Amusement with prizes (AWP) machines were Lottomatica’s second-largest contributor, accounting for €139.6m of group revenue. This represented a 43.6% year-on-year improvement, after the IGT acquisition increased the number of AWP concessions held by the operator from 29,306 to 70,288. 

The average number of machines in operation over the three quarters was 44,550, with customers staking €1.30bn through the machines in this period. 

Coming in third was the video lottery terminal (VLT) division, with revenue of €118.8m, up 94.2%. Both the VLT and AWP segments were affected by the introduction of Italy’s so-called Green Pass, which patrons must show to gain access to a gaming hall, betting shop or bingo hall. 

Lottomatica said that since its introduction from 6 August, there was an initial decline in staking on the devices, before revenue recovered from September. 

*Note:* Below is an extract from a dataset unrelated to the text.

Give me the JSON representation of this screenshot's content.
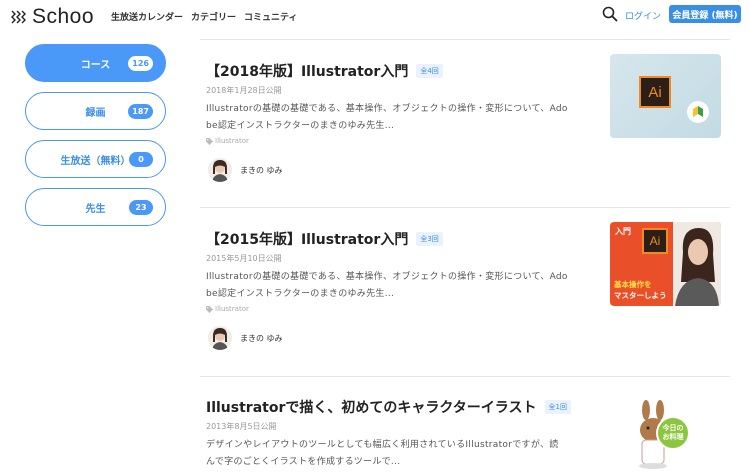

The operator’s betting shop business, however, reported a 42.6% decline in revenue to €65.3m, with amounts wagered down 38.9% at €508.2m. Retail and street operations, from sub-concessionaires operating on behalf of the business, also saw their contribution decline, to €2.6m. The business recorded a further €5.1m in income from third parties, for a total of €528.2m for the nine month period. 

However, the rapid expansion of the business saw costs increase substantially. Third party distribution costs were up 39.7% to €267.2m, while concession fees grew to €16.1m, and platform costs almost doubled to €25.3m. 

After other direct costs of €23.3m, Lottomatica’s contribution margin (revenue minus direct costs) came to €196.3m, up 59.4%. Once a further €72.9m in operating expenses were factored in, earnings before interest, tax, depreciation and amortisation (EBITDA) was up 44.4% year-on-year at €123.4m. 

However, once depreciation, amortisation and impairment charges, finance expenses and other non-EBITDA costs were included, the business’ pre-tax loss widened to €61.4m. This was reduced marginally by an income tax benefit, though net loss for the nine months grew from €29.4m to €60.6m.